SIR (Servizio d'Informazione Religiosa), 28 ottobre 2002 – 15:44

MOSCA: l’appello di Mons. Kondrusiewicz, "evitare ogni vendetta su fratelli di altra nazionalità e fede"

Un appello a mantenere la calma e ad evitare vendette su "fratelli e sorelle innocenti di altra nazionalità e fede". A lanciarlo è mons. Tadeusz Kondrusiewicz, arcivescovo di Mosca, in un testo che è stato diffuso oggi dal centro di informazione della Conferenza dei vescovi cattolici della Federazione russa. Nell’appello, mons. Kondrusiewicz esprime, a nome dei cattolici in Russia, il proprio "cordoglio" per le vittime e "tutti coloro che sono stati colpiti da questa grave perdita" e manifesta il suo dispiacere "per il fatto che tutti gli appelli e le iniziative dei rappresentanti delle autorità, delle personalità pubbliche e dei leader religiosi volte a raggiungere una soluzione pacifica del conflitto, siano rimaste inascoltate".

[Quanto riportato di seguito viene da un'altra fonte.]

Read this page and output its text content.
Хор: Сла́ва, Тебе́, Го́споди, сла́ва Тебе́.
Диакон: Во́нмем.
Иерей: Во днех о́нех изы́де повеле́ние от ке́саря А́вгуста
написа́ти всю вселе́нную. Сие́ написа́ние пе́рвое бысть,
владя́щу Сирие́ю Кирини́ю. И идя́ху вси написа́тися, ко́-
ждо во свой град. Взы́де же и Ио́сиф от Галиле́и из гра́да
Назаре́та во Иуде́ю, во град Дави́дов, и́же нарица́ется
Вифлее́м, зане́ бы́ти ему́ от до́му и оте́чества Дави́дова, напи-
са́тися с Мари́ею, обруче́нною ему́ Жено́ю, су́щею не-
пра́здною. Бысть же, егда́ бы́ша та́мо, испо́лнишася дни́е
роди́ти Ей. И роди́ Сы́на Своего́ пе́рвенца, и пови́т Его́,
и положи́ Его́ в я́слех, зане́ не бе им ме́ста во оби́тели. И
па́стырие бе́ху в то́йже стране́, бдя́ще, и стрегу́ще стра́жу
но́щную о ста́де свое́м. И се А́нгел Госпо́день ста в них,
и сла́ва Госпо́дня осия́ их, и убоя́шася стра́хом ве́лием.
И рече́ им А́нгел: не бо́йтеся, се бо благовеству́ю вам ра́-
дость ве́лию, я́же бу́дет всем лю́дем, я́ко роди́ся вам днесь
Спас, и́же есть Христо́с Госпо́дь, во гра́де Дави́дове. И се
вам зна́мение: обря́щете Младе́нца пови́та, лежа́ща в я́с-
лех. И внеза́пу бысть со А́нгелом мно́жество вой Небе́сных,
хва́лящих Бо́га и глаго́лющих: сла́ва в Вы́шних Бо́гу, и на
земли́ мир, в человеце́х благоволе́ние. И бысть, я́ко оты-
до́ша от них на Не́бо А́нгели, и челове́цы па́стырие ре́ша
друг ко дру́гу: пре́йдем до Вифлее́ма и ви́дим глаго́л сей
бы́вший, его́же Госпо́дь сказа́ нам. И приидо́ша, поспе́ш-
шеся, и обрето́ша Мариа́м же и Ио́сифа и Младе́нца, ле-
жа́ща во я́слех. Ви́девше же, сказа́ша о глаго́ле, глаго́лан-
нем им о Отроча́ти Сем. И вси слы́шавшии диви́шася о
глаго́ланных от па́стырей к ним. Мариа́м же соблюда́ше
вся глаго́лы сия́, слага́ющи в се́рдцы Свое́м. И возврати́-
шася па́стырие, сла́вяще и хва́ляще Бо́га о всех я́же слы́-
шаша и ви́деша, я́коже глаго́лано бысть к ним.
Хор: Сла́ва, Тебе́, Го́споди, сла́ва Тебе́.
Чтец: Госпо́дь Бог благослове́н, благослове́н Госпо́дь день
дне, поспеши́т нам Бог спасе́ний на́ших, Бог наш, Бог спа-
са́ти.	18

"Noi - aggiunge l’arcivescovo - ci appelliamo di nuovo ai concittadini affinché conservino la serenità e la moderazione, non dando sfogo alle emozioni ed evitando vendette per il proprio dolore a scapito di fratelli e sorelle innocenti di altra nazionalità e di altra fede". Ieri, in tutte le parrocchie cattoliche russe si sono innalzate preghiere per le vittime, per i parenti e gli amici, per una rapida guarigione dei feriti e "per la pace e la comprensione in Russia". "Noi - prosegue l’arcivescovo - ci rivolgiamo ai cittadini russi, gente di varia etnia e religione, a coloro che sono in possesso del potere civile e alle autorità spirituali, con la preghiera di fare tutto il possibile per non permettere una escalation di tensione nella società sia a livello politico, che a livello interreligioso e interetnico". L’arcivescovo auspica e benedice infine "tutti gli sforzi rivolti allo stabilimento della concordia, del buon vicinato e della comprensione reciproca".